De Grassi Anna, Lanave Cecilia, Saccone Cecilia
Istituto di Tecnologie Biomediche, Sede di Bari, CNR, Bari, Italy.
Gene. 2008 Sep 15;421(1-2):1-6. doi: 10.1016/j.gene.2008.05.011. Epub 2008 Jun 23.
DNA duplication is one of the main forces acting on the evolution of organisms because it creates the raw genetic material that natural selection can subsequently modify. Duplicated regions are mainly due to "errors" in different phases of meiosis, but DNA transposable elements and reverse transcription also contribute to amplify and move the genomic material to different genomic locations. As a result, redundancy affects genomes to variable degrees: from the single gene to the whole genome (WGD). Gene families are clusters of genes created by duplication and their size reflects the number of duplicated genes, called paralogs, in each species. The aim of this review is to describe the state of the art in the identification and analysis of gene families in eukaryotes, with specific attention to those generated by ancient large scale events in vertebrates (WGD or large segmental duplications). As a case study, we report our work on the evolution of gene families encoding subunits of the five OXPHOS (oxidative phosphorylation) complexes, fundamental and highly conserved in all respiring cells. Although OXPHOS gene families are smaller than the general trend in nuclear gene families, some exceptions are observed, such as three gene families with at least two paralogs in vertebrates. These gene families encode cytochrome c (Cyt c, the electron shuttle protein between complex III and IV), Lipid Binding Protein (LBP, the channel protein of complex V which transfers protons through the inner mitochondrial membrane) and the MLRQ subunit (MLRQ, a supernumerary subunit of the large complex I, with unknown function). We provide a two-step approach, based on structural genomic data, to demonstrate that these gene families should have arisen through WGD (or large segmental duplication) events at the origin of vertebrates and, only afterwards, underwent species-specific events of further gene duplications and loss. In summary, this review reflects the need to apply genome comparative approaches, deriving from both "classical" molecular phylogenetic analysis and "new" genome map analysis, to successfully define the complex evolutionary relations between gene family members which, in turn, are essential to obtain any other comparative phylogenetic or functional results.

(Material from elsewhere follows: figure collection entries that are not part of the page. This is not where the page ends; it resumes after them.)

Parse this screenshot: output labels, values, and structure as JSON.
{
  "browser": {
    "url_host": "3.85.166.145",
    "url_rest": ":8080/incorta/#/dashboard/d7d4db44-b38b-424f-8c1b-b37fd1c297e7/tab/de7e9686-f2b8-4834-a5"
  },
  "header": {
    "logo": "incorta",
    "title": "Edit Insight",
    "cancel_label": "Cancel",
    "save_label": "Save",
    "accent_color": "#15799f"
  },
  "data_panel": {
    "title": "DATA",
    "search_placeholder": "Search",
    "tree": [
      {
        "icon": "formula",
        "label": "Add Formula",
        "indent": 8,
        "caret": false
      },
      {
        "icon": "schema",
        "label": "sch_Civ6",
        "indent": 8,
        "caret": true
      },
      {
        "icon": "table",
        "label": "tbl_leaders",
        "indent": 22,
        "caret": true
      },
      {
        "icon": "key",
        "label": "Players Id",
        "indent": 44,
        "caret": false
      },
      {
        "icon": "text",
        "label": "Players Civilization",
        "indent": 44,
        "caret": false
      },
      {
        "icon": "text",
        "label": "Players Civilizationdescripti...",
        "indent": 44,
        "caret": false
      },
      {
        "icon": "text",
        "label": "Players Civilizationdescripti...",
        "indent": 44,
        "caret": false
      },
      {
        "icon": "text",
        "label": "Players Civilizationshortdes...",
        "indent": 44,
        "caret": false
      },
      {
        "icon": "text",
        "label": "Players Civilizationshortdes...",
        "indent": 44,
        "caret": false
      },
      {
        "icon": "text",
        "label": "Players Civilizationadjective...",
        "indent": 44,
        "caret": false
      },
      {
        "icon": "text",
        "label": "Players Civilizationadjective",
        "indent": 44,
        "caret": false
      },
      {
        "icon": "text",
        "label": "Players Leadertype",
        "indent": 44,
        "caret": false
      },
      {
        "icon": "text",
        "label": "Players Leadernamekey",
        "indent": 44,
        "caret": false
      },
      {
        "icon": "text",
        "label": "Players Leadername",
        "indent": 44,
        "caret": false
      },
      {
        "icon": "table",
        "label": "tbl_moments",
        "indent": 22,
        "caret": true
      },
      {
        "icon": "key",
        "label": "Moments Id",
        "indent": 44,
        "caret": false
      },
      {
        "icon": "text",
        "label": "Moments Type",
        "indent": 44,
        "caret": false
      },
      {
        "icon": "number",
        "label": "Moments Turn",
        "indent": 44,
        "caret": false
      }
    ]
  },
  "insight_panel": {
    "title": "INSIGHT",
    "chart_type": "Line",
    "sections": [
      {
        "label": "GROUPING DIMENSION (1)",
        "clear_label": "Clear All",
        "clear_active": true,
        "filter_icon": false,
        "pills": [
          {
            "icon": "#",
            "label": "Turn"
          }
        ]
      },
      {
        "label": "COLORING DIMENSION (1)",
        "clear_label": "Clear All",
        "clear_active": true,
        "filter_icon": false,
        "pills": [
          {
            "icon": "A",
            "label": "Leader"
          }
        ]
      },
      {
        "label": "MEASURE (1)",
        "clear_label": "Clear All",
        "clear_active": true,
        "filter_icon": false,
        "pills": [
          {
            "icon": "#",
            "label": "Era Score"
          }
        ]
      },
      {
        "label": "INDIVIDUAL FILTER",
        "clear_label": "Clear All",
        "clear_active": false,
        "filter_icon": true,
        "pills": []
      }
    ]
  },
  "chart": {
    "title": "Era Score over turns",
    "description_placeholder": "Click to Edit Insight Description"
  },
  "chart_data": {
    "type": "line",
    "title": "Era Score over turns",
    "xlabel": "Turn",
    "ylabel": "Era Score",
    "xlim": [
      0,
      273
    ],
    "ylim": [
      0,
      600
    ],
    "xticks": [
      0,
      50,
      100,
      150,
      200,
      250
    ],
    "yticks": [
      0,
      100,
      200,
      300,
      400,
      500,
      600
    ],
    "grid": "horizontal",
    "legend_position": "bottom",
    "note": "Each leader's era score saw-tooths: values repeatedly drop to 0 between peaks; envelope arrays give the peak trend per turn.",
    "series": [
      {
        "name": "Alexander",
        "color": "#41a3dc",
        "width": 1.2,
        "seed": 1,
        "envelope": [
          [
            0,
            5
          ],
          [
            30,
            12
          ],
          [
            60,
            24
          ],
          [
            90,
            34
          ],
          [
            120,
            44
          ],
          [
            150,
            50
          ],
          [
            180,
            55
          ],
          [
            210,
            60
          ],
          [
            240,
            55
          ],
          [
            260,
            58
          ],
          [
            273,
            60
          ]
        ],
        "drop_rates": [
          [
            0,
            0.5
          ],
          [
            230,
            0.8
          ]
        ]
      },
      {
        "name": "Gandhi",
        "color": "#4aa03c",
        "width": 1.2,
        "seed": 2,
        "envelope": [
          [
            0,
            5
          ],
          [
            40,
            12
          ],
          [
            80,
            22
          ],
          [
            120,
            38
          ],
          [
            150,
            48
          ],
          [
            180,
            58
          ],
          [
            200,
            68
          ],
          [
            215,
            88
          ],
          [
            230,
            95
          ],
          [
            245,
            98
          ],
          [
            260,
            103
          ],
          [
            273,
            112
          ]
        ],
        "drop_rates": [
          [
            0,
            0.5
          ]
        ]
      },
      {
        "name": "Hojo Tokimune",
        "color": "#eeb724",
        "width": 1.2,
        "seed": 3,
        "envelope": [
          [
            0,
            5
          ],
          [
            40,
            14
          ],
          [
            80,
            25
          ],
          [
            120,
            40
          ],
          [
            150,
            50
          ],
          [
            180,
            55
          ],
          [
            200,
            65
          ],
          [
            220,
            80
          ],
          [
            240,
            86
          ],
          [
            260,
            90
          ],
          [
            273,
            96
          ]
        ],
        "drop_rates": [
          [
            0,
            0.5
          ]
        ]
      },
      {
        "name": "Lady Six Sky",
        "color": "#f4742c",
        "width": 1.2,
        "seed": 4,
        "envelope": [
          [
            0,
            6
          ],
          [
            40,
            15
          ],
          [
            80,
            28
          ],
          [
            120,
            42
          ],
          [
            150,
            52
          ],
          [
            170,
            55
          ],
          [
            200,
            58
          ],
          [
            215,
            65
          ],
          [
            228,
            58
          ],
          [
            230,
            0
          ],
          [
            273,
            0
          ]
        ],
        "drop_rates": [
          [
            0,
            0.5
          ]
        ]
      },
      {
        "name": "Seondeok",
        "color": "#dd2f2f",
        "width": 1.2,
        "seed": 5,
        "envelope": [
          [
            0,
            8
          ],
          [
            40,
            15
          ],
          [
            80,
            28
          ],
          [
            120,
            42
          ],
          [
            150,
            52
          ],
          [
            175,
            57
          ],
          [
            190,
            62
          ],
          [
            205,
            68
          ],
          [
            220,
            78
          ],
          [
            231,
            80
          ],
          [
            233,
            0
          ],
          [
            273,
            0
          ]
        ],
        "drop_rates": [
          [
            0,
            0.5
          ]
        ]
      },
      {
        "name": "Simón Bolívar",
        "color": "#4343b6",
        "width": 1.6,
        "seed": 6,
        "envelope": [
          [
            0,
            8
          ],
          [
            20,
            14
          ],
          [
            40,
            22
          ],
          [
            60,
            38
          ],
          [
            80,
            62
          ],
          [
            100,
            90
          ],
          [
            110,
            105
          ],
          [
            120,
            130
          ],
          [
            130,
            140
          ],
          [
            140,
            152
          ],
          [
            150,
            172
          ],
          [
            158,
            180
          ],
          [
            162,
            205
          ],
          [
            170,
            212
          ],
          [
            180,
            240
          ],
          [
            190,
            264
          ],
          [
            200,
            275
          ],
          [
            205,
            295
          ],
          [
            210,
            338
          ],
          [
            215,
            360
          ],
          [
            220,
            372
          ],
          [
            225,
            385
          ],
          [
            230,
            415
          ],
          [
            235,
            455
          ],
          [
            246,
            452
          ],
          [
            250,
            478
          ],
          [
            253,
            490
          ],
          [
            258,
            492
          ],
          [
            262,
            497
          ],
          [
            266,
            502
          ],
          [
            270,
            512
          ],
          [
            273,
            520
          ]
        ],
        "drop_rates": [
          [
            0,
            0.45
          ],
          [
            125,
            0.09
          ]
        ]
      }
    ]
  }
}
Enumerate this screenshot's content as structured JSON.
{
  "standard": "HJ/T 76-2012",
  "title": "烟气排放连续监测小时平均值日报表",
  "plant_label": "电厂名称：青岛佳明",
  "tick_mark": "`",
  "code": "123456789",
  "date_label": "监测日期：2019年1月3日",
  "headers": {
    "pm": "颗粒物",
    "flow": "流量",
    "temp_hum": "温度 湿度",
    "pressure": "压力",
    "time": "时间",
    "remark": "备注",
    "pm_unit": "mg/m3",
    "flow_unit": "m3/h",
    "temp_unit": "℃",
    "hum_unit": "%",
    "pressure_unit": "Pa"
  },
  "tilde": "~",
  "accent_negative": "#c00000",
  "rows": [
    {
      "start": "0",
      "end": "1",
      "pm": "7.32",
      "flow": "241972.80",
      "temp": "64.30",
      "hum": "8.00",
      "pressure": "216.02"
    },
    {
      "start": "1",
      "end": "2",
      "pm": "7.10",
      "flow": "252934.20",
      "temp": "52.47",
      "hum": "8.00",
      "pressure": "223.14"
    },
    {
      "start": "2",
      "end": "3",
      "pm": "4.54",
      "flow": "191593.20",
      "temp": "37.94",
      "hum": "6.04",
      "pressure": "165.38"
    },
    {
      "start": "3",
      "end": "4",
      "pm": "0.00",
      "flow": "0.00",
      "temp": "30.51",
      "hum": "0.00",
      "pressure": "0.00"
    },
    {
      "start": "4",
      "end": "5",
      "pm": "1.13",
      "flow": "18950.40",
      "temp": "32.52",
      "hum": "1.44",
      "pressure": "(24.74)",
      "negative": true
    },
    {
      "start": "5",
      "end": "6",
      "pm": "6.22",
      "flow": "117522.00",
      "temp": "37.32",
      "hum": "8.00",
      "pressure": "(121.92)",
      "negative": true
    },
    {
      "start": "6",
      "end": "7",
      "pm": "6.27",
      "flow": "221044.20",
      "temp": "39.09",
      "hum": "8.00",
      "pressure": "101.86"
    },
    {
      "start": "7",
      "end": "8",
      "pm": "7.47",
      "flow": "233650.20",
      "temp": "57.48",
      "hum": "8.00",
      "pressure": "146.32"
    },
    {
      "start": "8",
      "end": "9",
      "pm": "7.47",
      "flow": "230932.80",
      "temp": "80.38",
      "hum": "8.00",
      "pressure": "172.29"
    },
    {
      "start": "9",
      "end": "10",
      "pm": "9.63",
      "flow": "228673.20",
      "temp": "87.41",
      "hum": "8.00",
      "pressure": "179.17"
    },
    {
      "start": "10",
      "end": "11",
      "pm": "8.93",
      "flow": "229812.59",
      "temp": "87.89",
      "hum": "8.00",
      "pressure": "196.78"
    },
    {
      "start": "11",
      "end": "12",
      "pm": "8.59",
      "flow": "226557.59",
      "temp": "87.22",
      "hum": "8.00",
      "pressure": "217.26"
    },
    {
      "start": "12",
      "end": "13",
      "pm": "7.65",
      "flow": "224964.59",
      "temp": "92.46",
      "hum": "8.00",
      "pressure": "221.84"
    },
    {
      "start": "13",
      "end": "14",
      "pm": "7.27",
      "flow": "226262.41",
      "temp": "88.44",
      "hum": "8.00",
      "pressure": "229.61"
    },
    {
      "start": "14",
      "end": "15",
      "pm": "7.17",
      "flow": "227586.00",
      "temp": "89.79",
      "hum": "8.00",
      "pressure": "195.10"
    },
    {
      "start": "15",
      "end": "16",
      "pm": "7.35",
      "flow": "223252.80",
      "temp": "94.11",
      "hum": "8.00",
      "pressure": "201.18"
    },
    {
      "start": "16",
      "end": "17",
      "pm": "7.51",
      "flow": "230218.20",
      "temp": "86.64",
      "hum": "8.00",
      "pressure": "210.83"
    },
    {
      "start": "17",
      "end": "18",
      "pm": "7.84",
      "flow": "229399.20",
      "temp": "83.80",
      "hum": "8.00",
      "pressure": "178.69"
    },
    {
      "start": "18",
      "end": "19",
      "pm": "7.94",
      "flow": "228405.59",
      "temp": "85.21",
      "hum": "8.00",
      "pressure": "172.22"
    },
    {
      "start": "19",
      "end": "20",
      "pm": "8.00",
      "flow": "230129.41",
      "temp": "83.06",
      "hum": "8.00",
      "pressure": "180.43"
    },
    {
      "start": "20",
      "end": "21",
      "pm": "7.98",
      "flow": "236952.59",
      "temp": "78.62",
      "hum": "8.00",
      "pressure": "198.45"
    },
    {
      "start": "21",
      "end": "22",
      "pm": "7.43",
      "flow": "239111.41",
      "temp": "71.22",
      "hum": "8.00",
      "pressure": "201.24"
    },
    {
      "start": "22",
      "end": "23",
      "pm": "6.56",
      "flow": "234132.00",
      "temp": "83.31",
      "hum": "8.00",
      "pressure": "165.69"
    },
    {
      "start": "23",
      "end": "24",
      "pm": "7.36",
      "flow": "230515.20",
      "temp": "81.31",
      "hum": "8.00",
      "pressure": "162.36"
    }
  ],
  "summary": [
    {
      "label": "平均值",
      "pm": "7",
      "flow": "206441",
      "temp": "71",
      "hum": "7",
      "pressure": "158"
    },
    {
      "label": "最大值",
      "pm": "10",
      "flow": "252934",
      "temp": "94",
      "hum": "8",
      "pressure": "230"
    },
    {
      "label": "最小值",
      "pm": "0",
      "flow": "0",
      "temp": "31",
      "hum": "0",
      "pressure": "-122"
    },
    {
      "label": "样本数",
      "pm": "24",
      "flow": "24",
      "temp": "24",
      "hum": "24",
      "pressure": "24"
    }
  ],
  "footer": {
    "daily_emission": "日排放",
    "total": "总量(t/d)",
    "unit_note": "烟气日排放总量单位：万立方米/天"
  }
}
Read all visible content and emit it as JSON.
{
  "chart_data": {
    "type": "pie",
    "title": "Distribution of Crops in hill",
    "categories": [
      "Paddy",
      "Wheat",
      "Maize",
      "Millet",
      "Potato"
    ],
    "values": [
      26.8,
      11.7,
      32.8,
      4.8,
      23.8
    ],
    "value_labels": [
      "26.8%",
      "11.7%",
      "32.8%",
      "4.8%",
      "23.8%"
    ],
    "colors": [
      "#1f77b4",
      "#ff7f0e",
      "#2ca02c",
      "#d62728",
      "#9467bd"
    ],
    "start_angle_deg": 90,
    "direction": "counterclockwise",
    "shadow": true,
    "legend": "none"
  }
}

DNA复制是作用于生物体进化的主要力量之一,因为它产生了自然选择随后可以修饰的原始遗传物质。重复区域主要是由于减数分裂不同阶段的“错误”,但DNA转座元件和逆转录也有助于扩增基因组物质并将其移动到不同的基因组位置。因此,冗余在不同程度上影响基因组:从单个基因到整个基因组(全基因组复制,WGD)。基因家族是由复制产生的基因簇,其大小反映了每个物种中重复基因(称为旁系同源基因)的数量。本综述的目的是描述真核生物中基因家族鉴定和分析的现状,特别关注脊椎动物中由古代大规模事件(全基因组复制或大片段重复)产生的基因家族。作为一个案例研究,我们报告了我们关于编码五种氧化磷酸化(OXPHOS)复合物亚基的基因家族进化的研究工作,这些复合物在所有呼吸细胞中都是基本且高度保守的。虽然OXPHOS基因家族比核基因家族的一般趋势要小,但也观察到一些例外情况,例如在脊椎动物中有三个至少有两个旁系同源基因的基因家族。这些基因家族编码细胞色素c(Cyt c,复合物III和IV之间的电子穿梭蛋白)、脂质结合蛋白(LBP,复合物V的通道蛋白,其通过线粒体内膜转运质子)和MLRQ亚基(MLRQ,大复合物I的一个额外亚基,功能未知)。我们基于结构基因组数据提供了一种两步法,以证明这些基因家族应该是在脊椎动物起源时通过全基因组复制(或大片段重复)事件产生的,并且只是在那之后,才经历了物种特异性的进一步基因复制和丢失事件。总之,本综述反映了需要应用源自“经典”分子系统发育分析和“新”基因组图谱分析的基因组比较方法,以成功定义基因家族成员之间复杂的进化关系,而这反过来对于获得任何其他比较系统发育或功能结果都是必不可少的。